Blue Coat Labs

Labs Blog

BYOD and the need for Mobile Application Controls

BYOD and the need for Mobile Application Controls

Tim Chiu

BYOD is one of the latest buzz words in security.  In case you aren't completely caught up with the news, BYOD stands for "Bring Your Own Device".  It refers to the proliferation of smartphones and tablets that employees are bringing into work and attaching on to the organization's network.  One analyst estimates the average employee owns 2.4 devices that they bring into work and connect to the corporate network.

This brings a number of challenges to the organization, including how to enforce corporate policy on these devices, which may not be managed by the organization's IT group.  While typical web-access and web application policy may be enforced by the secure web gateway or proxy when the device is on the organization's network, there's the issue that mobile applications that are downloaded from app stores, typically do not use the same websites, URLs and even commands as their web based counterparts.  A secure web gateway that's not mobile application aware isn't going to be able to enforce policy on the Facebook or Twitter app on the smartphone or tablet, even if it can enforce policy on the Facebook and Twitter web pages.  For an organization that's concerned with enforcing corporate policy on the enterprise network, having a secure web gateway that not only recognizes URLs used by mobile applications, but one that has fine grained control over operations in mobile applications is key to being able to offer custom access to specific parts of applications as needed by different groups or individuals in the organization.

Mobile application controls are similar to web application controls, in that they offer the ability to limit access within an application, such as the ability to allow users to read a twitter stream, but prevent the ability to "tweet" out a message from the corporate network, which may contain confidential or secure location information.  These controls can also prevent downloading and/or uploading of files on certain applications, like the file sharing application "Box".  That's important to make sure the device doesn't get infected and helps to prevent data loss of corporate information and assets.

The other challenge BYOD brings is around performance and bandwidth.  While the secure web gateway may have enough performance and bandwidth for one device per employee, what happens when there's three devices in use by the employee and all three are checking and updating email and Facebook at the same time?  These devices also have a bandwidth challenge when they download updates to their operating system and applications.  For example, for Apple devices, iOS updates have been rather large lately, and if every iOS device downloads their updates during work hours, these updates can very quickly overwhelm a WAN link.
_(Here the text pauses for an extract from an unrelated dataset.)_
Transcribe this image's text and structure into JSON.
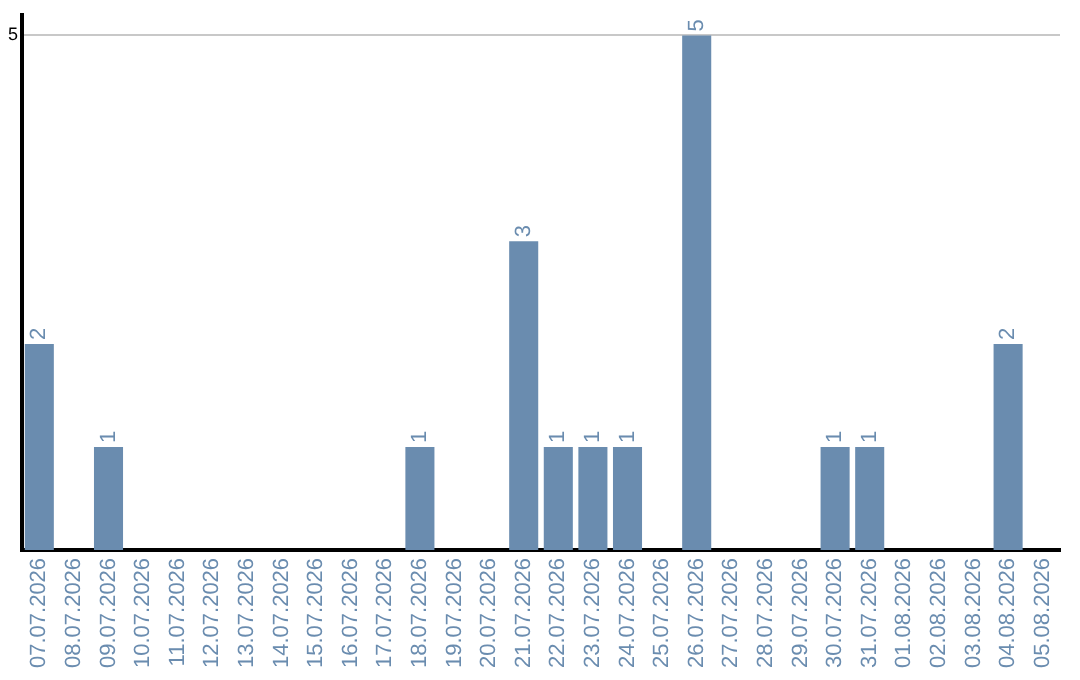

BYOD only promises to increase the number of devices on the network as the tablet and smartphone market continues to grow. 

It's time to make sure your secure web gateway has up to date technology to handle BYOD and mobile applications, as well as enough capacity to handle the coming increase in bandwidth requirements.  This may be a good time to look at bandwidth saving technologies as well, including object caching for bandwidth savings and stream splitting for video, one of the biggest hogs of network bandwidth.  Blue Coat's ProxySG appliance solution offers web and mobile application control, along with bandwidth saving technologies like caching and stream splitting today to meet the challenges of managing web access in today's BYOD world.  In addition, Blue Coat Cloud Services offer the same web and mobile application controls giving IT administrators the option of using a cloud based service for their secure web gateway needs today for their organization, branch offices, and/or remote worker.